In our research, practitioners said the number one challenge and by far biggest amount of work in making prescriptive analytics work was data hygiene and data preparation. Data from diverse sources often is incomplete, incorrect, inconsistent, and/or out-of-date (not received in time to be useful). Data quality problems are particularly intractable when the person or organization creating the data doesn’t experience (or understand) the consequences of the bad or incomplete or late data they are creating. Finding, acquiring, cleaning, normalizing, filling in missing data, and related activities can consume up to 80 percent of analytic project resources. The time and resources spent cleaning the data are often at the expense of time and resources for analyzing and getting value from the data.

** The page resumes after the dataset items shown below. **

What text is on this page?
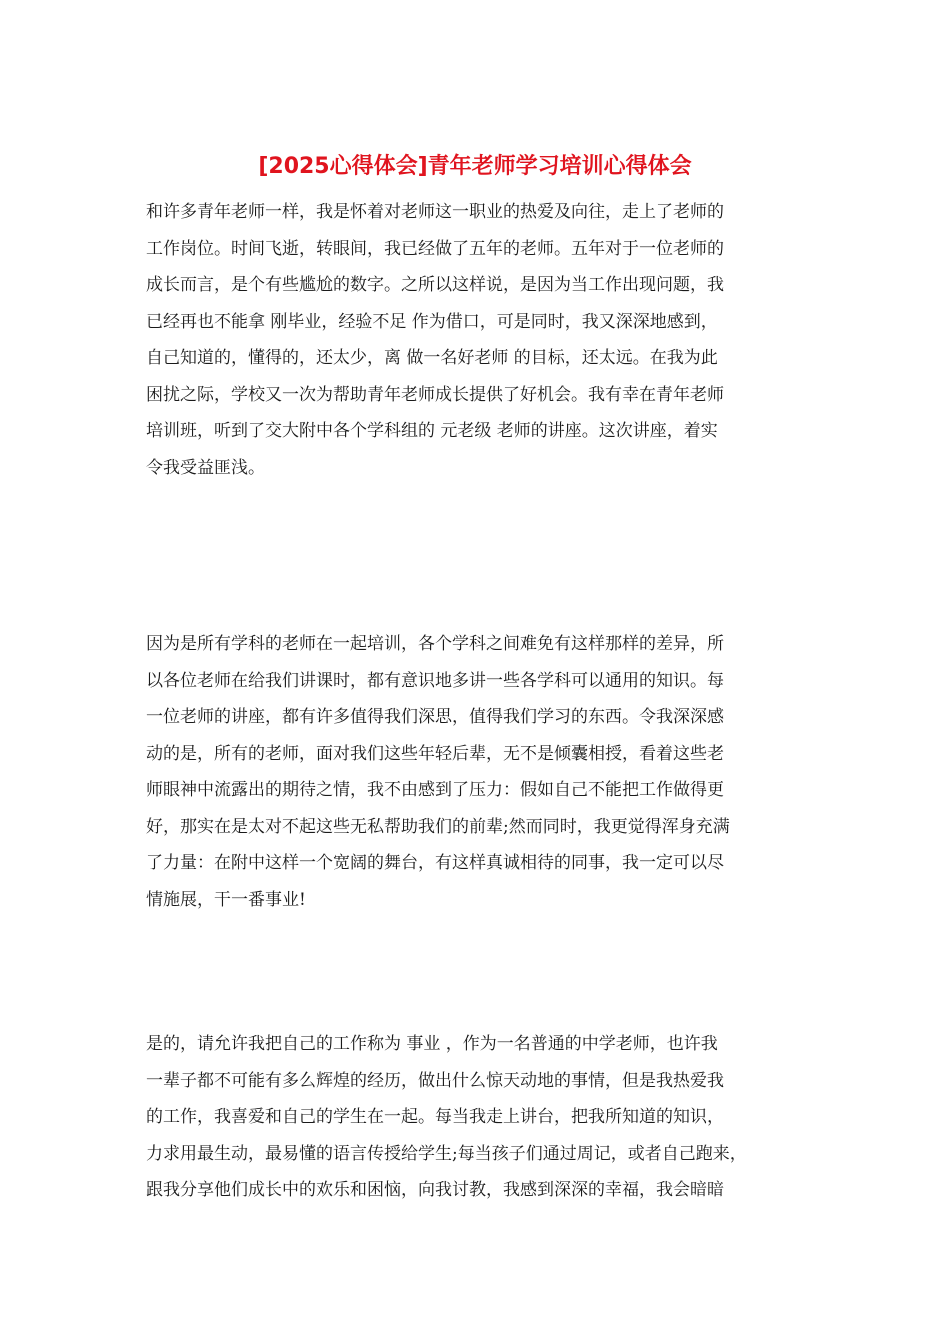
[2025心得体会]青年老师学习培训心得体会
和许多青年老师一样，我是怀着对老师这一职业的热爱及向往，走上了老师的
工作岗位。时间飞逝，转眼间，我已经做了五年的老师。五年对于一位老师的
成长而言，是个有些尴尬的数字。之所以这样说，是因为当工作出现问题，我
已经再也不能拿 刚毕业，经验不足 作为借口，可是同时，我又深深地感到，
自己知道的，懂得的，还太少，离 做一名好老师 的目标，还太远。在我为此
困扰之际，学校又一次为帮助青年老师成长提供了好机会。我有幸在青年老师
培训班，听到了交大附中各个学科组的 元老级 老师的讲座。这次讲座，着实
令我受益匪浅。
因为是所有学科的老师在一起培训，各个学科之间难免有这样那样的差异，所
以各位老师在给我们讲课时，都有意识地多讲一些各学科可以通用的知识。每
一位老师的讲座，都有许多值得我们深思，值得我们学习的东西。令我深深感
动的是，所有的老师，面对我们这些年轻后辈，无不是倾囊相授，看着这些老
师眼神中流露出的期待之情，我不由感到了压力：假如自己不能把工作做得更
好，那实在是太对不起这些无私帮助我们的前辈;然而同时，我更觉得浑身充满
了力量：在附中这样一个宽阔的舞台，有这样真诚相待的同事，我一定可以尽
情施展，干一番事业!
是的，请允许我把自己的工作称为 事业 ，作为一名普通的中学老师，也许我
一辈子都不可能有多么辉煌的经历，做出什么惊天动地的事情，但是我热爱我
的工作，我喜爱和自己的学生在一起。每当我走上讲台，把我所知道的知识，
力求用最生动，最易懂的语言传授给学生;每当孩子们通过周记，或者自己跑来，
跟我分享他们成长中的欢乐和困恼，向我讨教，我感到深深的幸福，我会暗暗
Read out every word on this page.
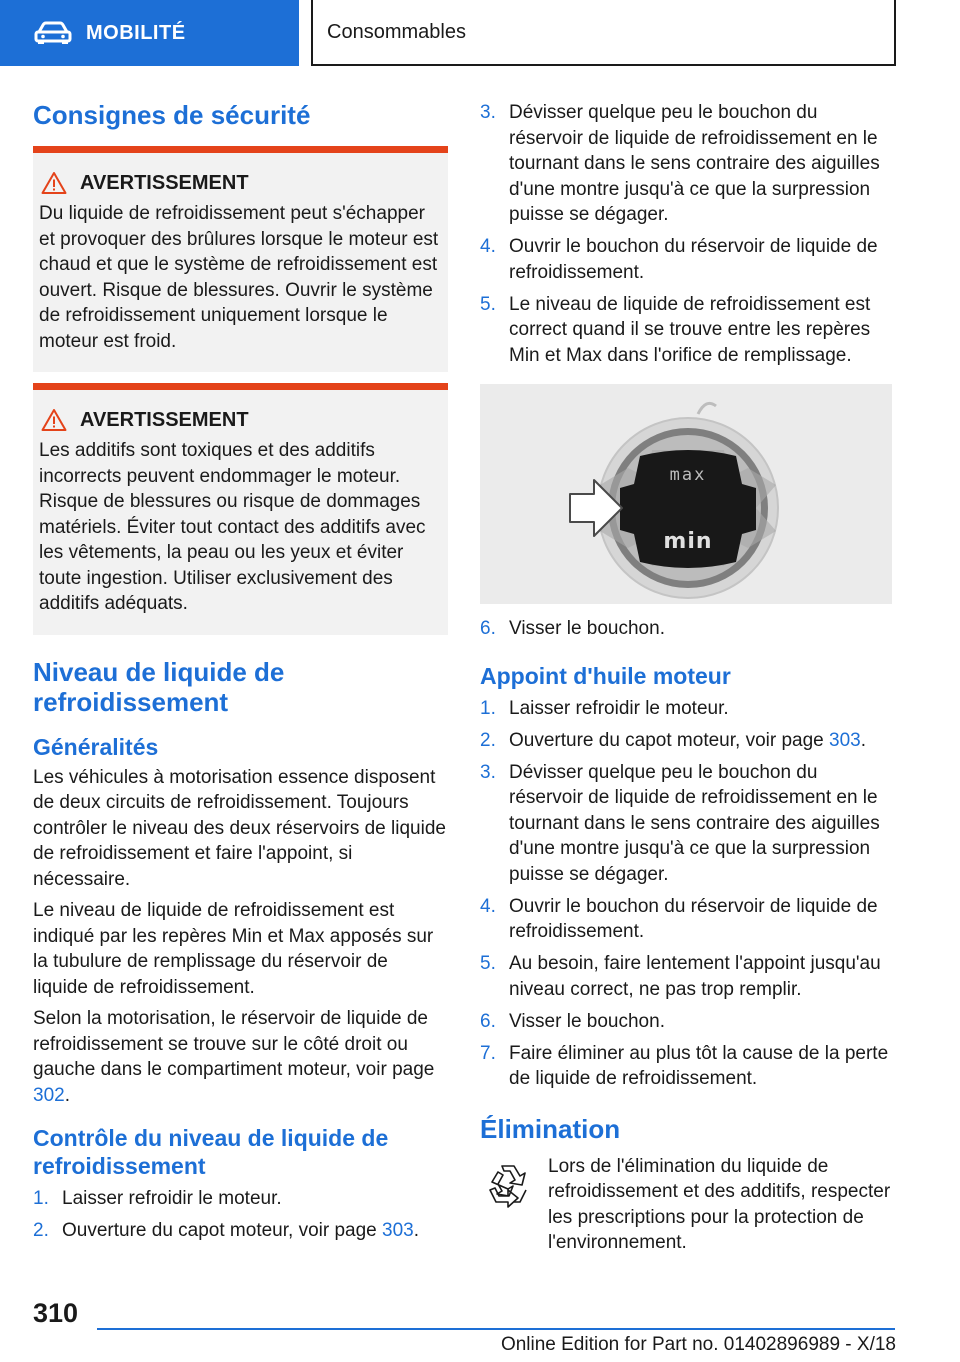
MOBILITÉ	Consommables
Consignes de sécurité
AVERTISSEMENT
Du liquide de refroidissement peut s'échapper et provoquer des brûlures lorsque le moteur est chaud et que le système de refroidissement est ouvert. Risque de blessures. Ouvrir le système de refroidissement uniquement lorsque le moteur est froid.
AVERTISSEMENT
Les additifs sont toxiques et des additifs incorrects peuvent endommager le moteur. Risque de blessures ou risque de dommages matériels. Éviter tout contact des additifs avec les vêtements, la peau ou les yeux et éviter toute ingestion. Utiliser exclusivement des additifs adéquats.
Niveau de liquide de refroidissement
Généralités

Les véhicules à motorisation essence disposent de deux circuits de refroidissement. Toujours contrôler le niveau des deux réservoirs de liquide de refroidissement et faire l'appoint, si nécessaire.

Le niveau de liquide de refroidissement est indiqué par les repères Min et Max apposés sur la tubulure de remplissage du réservoir de liquide de refroidissement.

Selon la motorisation, le réservoir de liquide de refroidissement se trouve sur le côté droit ou gauche dans le compartiment moteur, voir page 302.

Contrôle du niveau de liquide de refroidissement
1. Laisser refroidir le moteur.
2. Ouverture du capot moteur, voir page 303.
3. Dévisser quelque peu le bouchon du réservoir de liquide de refroidissement en le tournant dans le sens contraire des aiguilles d'une montre jusqu'à ce que la surpression puisse se dégager.
4. Ouvrir le bouchon du réservoir de liquide de refroidissement.
5. Le niveau de liquide de refroidissement est correct quand il se trouve entre les repères Min et Max dans l'orifice de remplissage.
max
min
6. Visser le bouchon.
Appoint d'huile moteur
1. Laisser refroidir le moteur.
2. Ouverture du capot moteur, voir page 303.
3. Dévisser quelque peu le bouchon du réservoir de liquide de refroidissement en le tournant dans le sens contraire des aiguilles d'une montre jusqu'à ce que la surpression puisse se dégager.
4. Ouvrir le bouchon du réservoir de liquide de refroidissement.
5. Au besoin, faire lentement l'appoint jusqu'au niveau correct, ne pas trop remplir.
6. Visser le bouchon.
7. Faire éliminer au plus tôt la cause de la perte de liquide de refroidissement.
Élimination

Lors de l'élimination du liquide de refroidissement et des additifs, respecter les prescriptions pour la protection de l'environnement.

310
Online Edition for Part no. 01402896989 - X/18
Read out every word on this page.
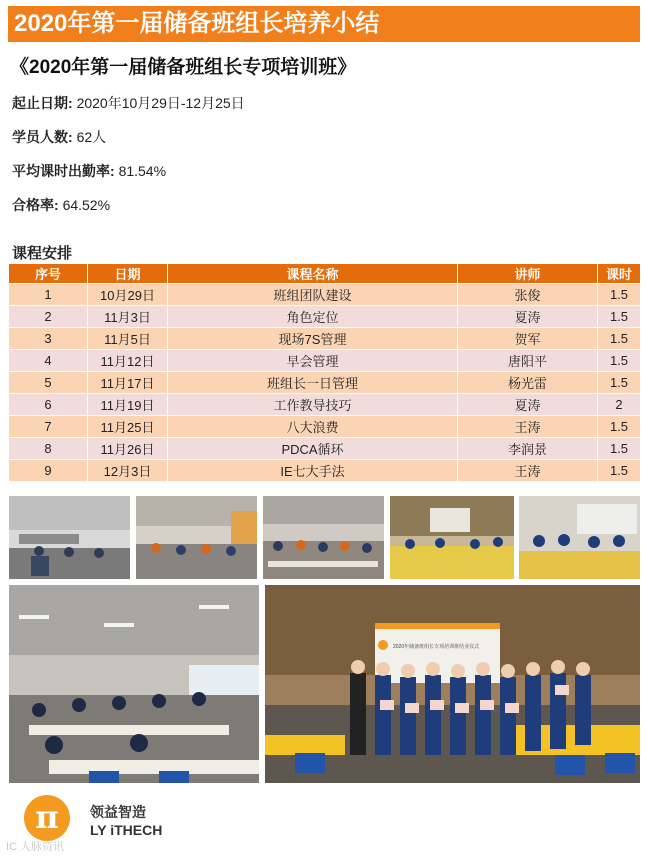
2020年第一届储备班组长培养小结
《2020年第一届储备班组长专项培训班》
起止日期: 2020年10月29日-12月25日
学员人数: 62人
平均课时出勤率: 81.54%
合格率: 64.52%
课程安排
序号	日期	课程名称	讲师	课时
1	10月29日	班组团队建设	张俊	1.5
2	11月3日	角色定位	夏涛	1.5
3	11月5日	现场7S管理	贺军	1.5
4	11月12日	早会管理	唐阳平	1.5
5	11月17日	班组长一日管理	杨光雷	1.5
6	11月19日	工作教导技巧	夏涛	2
7	11月25日	八大浪费	王涛	1.5
8	11月26日	PDCA循环	李润景	1.5
9	12月3日	IE七大手法	王涛	1.5
2020年储备班组长专项培训班结业仪式
π	领益智造
LY iTHECH
IC 人脉资讯
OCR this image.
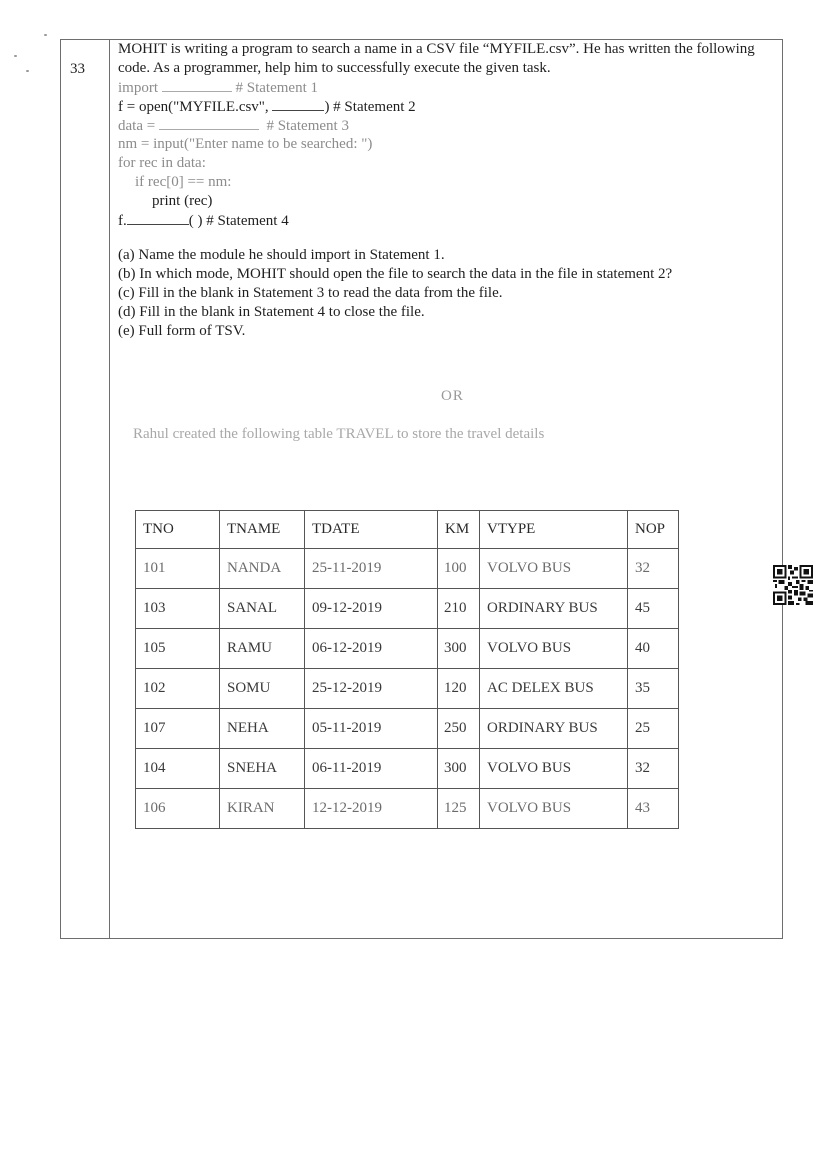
33

MOHIT is writing a program to search a name in a CSV file “MYFILE.csv”. He has written the following code. As a programmer, help him to successfully execute the given task.

import	# Statement 1
f = open("MYFILE.csv",	) # Statement 2
data =	# Statement 3
nm = input("Enter name to be searched: ")
for rec in data:
if rec[0] == nm:
print (rec)
f.	( ) # Statement 4
(a) Name the module he should import in Statement 1.
(b) In which mode, MOHIT should open the file to search the data in the file in statement 2?
(c) Fill in the blank in Statement 3 to read the data from the file.
(d) Fill in the blank in Statement 4 to close the file.
(e) Full form of TSV.
OR
Rahul created the following table TRAVEL to store the travel details
TNO	TNAME	TDATE	KM	VTYPE	NOP
101	NANDA	25-11-2019	100	VOLVO BUS	32
103	SANAL	09-12-2019	210	ORDINARY BUS	45
105	RAMU	06-12-2019	300	VOLVO BUS	40
102	SOMU	25-12-2019	120	AC DELEX BUS	35
107	NEHA	05-11-2019	250	ORDINARY BUS	25
104	SNEHA	06-11-2019	300	VOLVO BUS	32
106	KIRAN	12-12-2019	125	VOLVO BUS	43
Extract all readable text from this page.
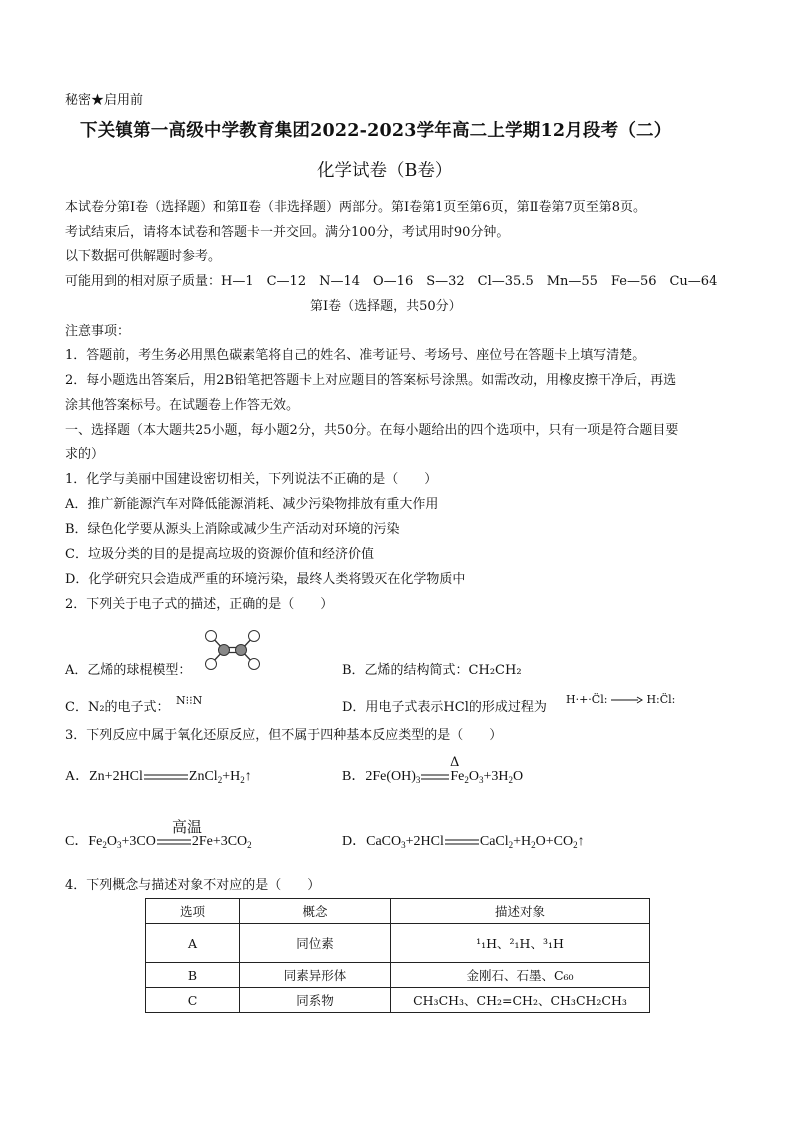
秘密★启用前
下关镇第一高级中学教育集团2022-2023学年高二上学期12月段考（二）
化学试卷（B卷）
本试卷分第Ⅰ卷（选择题）和第Ⅱ卷（非选择题）两部分。第Ⅰ卷第1页至第6页，第Ⅱ卷第7页至第8页。
考试结束后，请将本试卷和答题卡一并交回。满分100分，考试用时90分钟。
以下数据可供解题时参考。
可能用到的相对原子质量：H—1　C—12　N—14　O—16　S—32　Cl—35.5　Mn—55　Fe—56　Cu—64
第Ⅰ卷（选择题，共50分）
注意事项：
1．答题前，考生务必用黑色碳素笔将自己的姓名、准考证号、考场号、座位号在答题卡上填写清楚。
2．每小题选出答案后，用2B铅笔把答题卡上对应题目的答案标号涂黑。如需改动，用橡皮擦干净后，再选
涂其他答案标号。在试题卷上作答无效。
一、选择题（本大题共25小题，每小题2分，共50分。在每小题给出的四个选项中，只有一项是符合题目要
求的）
1．化学与美丽中国建设密切相关，下列说法不正确的是（　　）
A．推广新能源汽车对降低能源消耗、减少污染物排放有重大作用
B．绿色化学要从源头上消除或减少生产活动对环境的污染
C．垃圾分类的目的是提高垃圾的资源价值和经济价值
D．化学研究只会造成严重的环境污染，最终人类将毁灭在化学物质中
2．下列关于电子式的描述，正确的是（　　）
A．乙烯的球棍模型：	B．乙烯的结构简式：CH₂CH₂
C．N₂的电子式： N⁝⁝N	D．用电子式表示HCl的形成过程为
H·+·C̈l:	H:C̈l:
3．下列反应中属于氧化还原反应，但不属于四种基本反应类型的是（　　）
A．Zn+2HCl	$ZnCl_2+H_2↑$
Δ
B．$2Fe(OH)_3$ $Fe_2O_3+3H_2O$
高温
C．$Fe_2O_3+3CO$	$2Fe+3CO_2$	D．CaCO$_3$+2HCl	$CaCl_2+H_2O+CO_2↑$
4．下列概念与描述对象不对应的是（　　）
选项	概念	描述对象
A	同位素	¹₁H、²₁H、³₁H
B	同素异形体	金刚石、石墨、C₆₀
C	同系物	CH₃CH₃、CH₂=CH₂、CH₃CH₂CH₃
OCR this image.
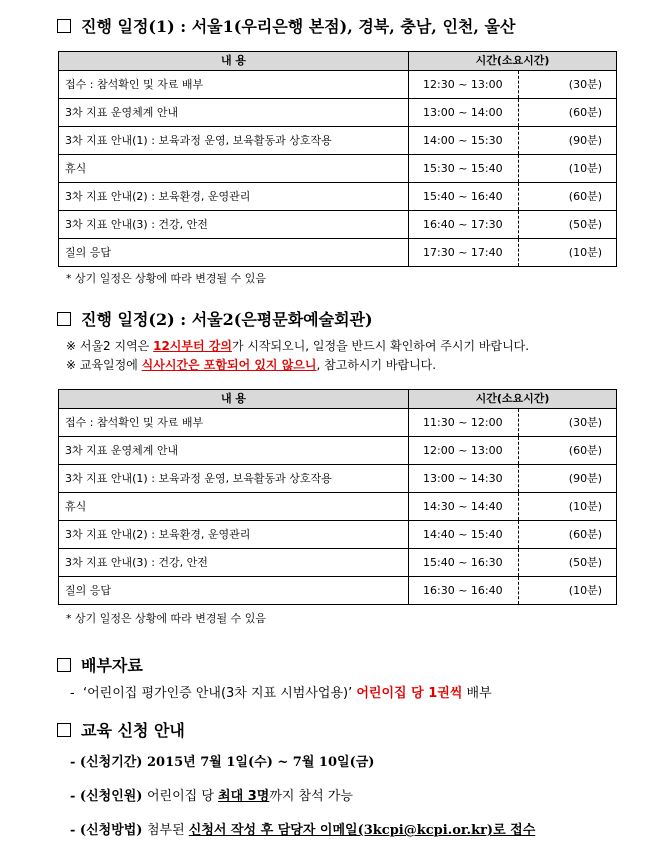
진행 일정(1) : 서울1(우리은행 본점), 경북, 충남, 인천, 울산
내 용	시간(소요시간)	
접수 : 참석확인 및 자료 배부	12:30 ~ 13:00	(30분)
3차 지표 운영체계 안내	13:00 ~ 14:00	(60분)
3차 지표 안내(1) : 보육과정 운영, 보육활동과 상호작용	14:00 ~ 15:30	(90분)
휴식	15:30 ~ 15:40	(10분)
3차 지표 안내(2) : 보육환경, 운영관리	15:40 ~ 16:40	(60분)
3차 지표 안내(3) : 건강, 안전	16:40 ~ 17:30	(50분)
질의 응답	17:30 ~ 17:40	(10분)
* 상기 일정은 상황에 따라 변경될 수 있음
진행 일정(2) : 서울2(은평문화예술회관)
※ 서울2 지역은 12시부터 강의가 시작되오니, 일정을 반드시 확인하여 주시기 바랍니다.
※ 교육일정에 식사시간은 포함되어 있지 않으니, 참고하시기 바랍니다.
내 용	시간(소요시간)	
접수 : 참석확인 및 자료 배부	11:30 ~ 12:00	(30분)
3차 지표 운영체계 안내	12:00 ~ 13:00	(60분)
3차 지표 안내(1) : 보육과정 운영, 보육활동과 상호작용	13:00 ~ 14:30	(90분)
휴식	14:30 ~ 14:40	(10분)
3차 지표 안내(2) : 보육환경, 운영관리	14:40 ~ 15:40	(60분)
3차 지표 안내(3) : 건강, 안전	15:40 ~ 16:30	(50분)
질의 응답	16:30 ~ 16:40	(10분)
* 상기 일정은 상황에 따라 변경될 수 있음
배부자료
- ‘어린이집 평가인증 안내(3차 지표 시범사업용)’ 어린이집 당 1권씩 배부
교육 신청 안내
- (신청기간) 2015년 7월 1일(수) ~ 7월 10일(금)
- (신청인원) 어린이집 당 최대 3명까지 참석 가능
- (신청방법) 첨부된 신청서 작성 후 담당자 이메일(3kcpi@kcpi.or.kr)로 접수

A multibillion-dollar industry has grown around data hygiene (which is not a new problem). Companies will typically focus first on cleaning up their own internal data, since that is what they control, and most have enormous work to do there to start. But companies are increasingly relying on external data for predictive analytics, including data from trading partners, third-party providers (e.g., weather data, financial data, industry-specific data), social media, and public sources, especially for problems that are inherently multi-party and external facing (like logistics). So, besides their internal cleanup efforts, companies are working to get their trading partners’ data in line, as well as evaluating data quality from third-party sources before and after committing to use them for critical predictive analytics programs.

The Outlook

The explosion of new data has created big challenges in managing it all, ensuring cleanliness, completeness, accuracy, and timeliness. Organizations that put a lot of resources into all that “grunt work” to clean up the mess will reap the biggest rewards with successful predictive analytic programs. Third-parties that can help with these challenges will be valued — both data providers who gain a reputation for high-quality data, and tools and service providers that can help with the enormous cleanup task. Automation of data hygiene tasks will become increasingly important as the amount of data continues to increase exponentially.